Jenny Burns was one of the first volunteers to sign up to help plan for sheltering during the pandemic.
She was on a call to update volunteers on COVID-19 response activities when she learned about the East Texas tornado tragedy.
“We immediately deployed and have been here since the morning of the 23rd,” said Burns.
With new pandemic safety guidelines in place, Burns is one of the few in-person volunteers supporting the tornado victims and she does a little bit of everything.
Her main job is to support volunteer staff services, virtually and in person, making sure each team member has what they need to support the response.
Since she is onsite, she also helps with sheltering and anything else that needs to be done.
One day when she was helping check people into the hotel, a man, on the verge of tears, walked in with his mother and stood in the entryway looking lost.

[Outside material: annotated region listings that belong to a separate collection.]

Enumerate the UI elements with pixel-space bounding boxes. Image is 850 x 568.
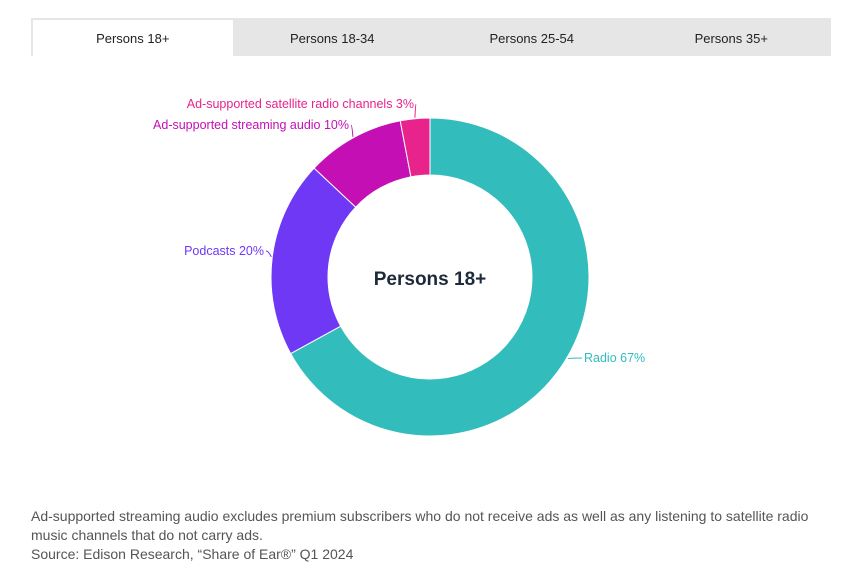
data-label: Radio 67%	[584, 351, 645, 365]
data-label: Ad-supported satellite radio channels 3%	[187, 97, 414, 111]
leader-line	[350, 124, 354, 137]
tab-persons-35-plus[interactable]: Persons 35+	[694, 30, 768, 46]
slice-podcasts[interactable]	[270, 167, 357, 355]
donut-chart-svg: Radio 67% Podcasts 20% Ad-supported stream…	[153, 97, 645, 437]
slice-radio[interactable]	[289, 117, 590, 437]
donut-chart: Radio 67% Podcasts 20% Ad-supported stream…	[0, 60, 850, 490]
tab-bar: Persons 18+ Persons 18-34 Persons 25-54 …	[31, 18, 831, 56]
slice-ad-supported-satellite-radio-channels[interactable]	[399, 117, 431, 178]
data-label: Podcasts 20%	[184, 244, 264, 258]
data-label: Ad-supported streaming audio 10%	[153, 118, 349, 132]
leader-line	[265, 250, 272, 258]
tab-persons-25-54[interactable]: Persons 25-54	[489, 30, 575, 46]
footnote-source: Source: Edison Research, “Share of Ear®”…	[31, 546, 354, 562]
tab-persons-18-plus[interactable]: Persons 18+	[33, 20, 233, 56]
footnote: Ad-supported streaming audio excludes pr…	[31, 507, 836, 564]
donut-center-label: Persons 18+	[374, 269, 487, 290]
leader-line	[414, 103, 417, 118]
footnote-text: Ad-supported streaming audio excludes pr…	[31, 508, 809, 543]
tab-persons-18-34[interactable]: Persons 18-34	[289, 30, 375, 46]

“The first thing he said was ‘I’m sorry that I am wearing my house shoes,’” Burns recalls.
“I told him, on this day you apologize for nothing. You have been through this horrible disaster there is nothing you have to apologize for.”
As Burns comforts him, he breaks down into tears as he tells his story of survival. One of the things that stuck with her was his journey to the shelter.
“He’s telling me that as they were driving, he points to something out of his mom’s passenger side window and asks if she can see what it was,” Burns recalls. “He was trying to focus her attention anywhere but the side of the road where they had brought bodies up so she wouldn’t see it. He really touched me because he was trying so hard to be strong for his mother.”
It’s been more than two weeks since the tornadoes struck East Texas, testing all of the plans the Texas Gulf Coast American Red Cross put in place to safely respond to a disaster during a pandemic and for Burns it felt like previous responses.
“I volunteered to help support the Red Cross client resource center for the TPC plant explosion, but this was the first time I had helped support a shelter,” Burns remarked. “It felt really good to be there, hear their stories and help do something for them.”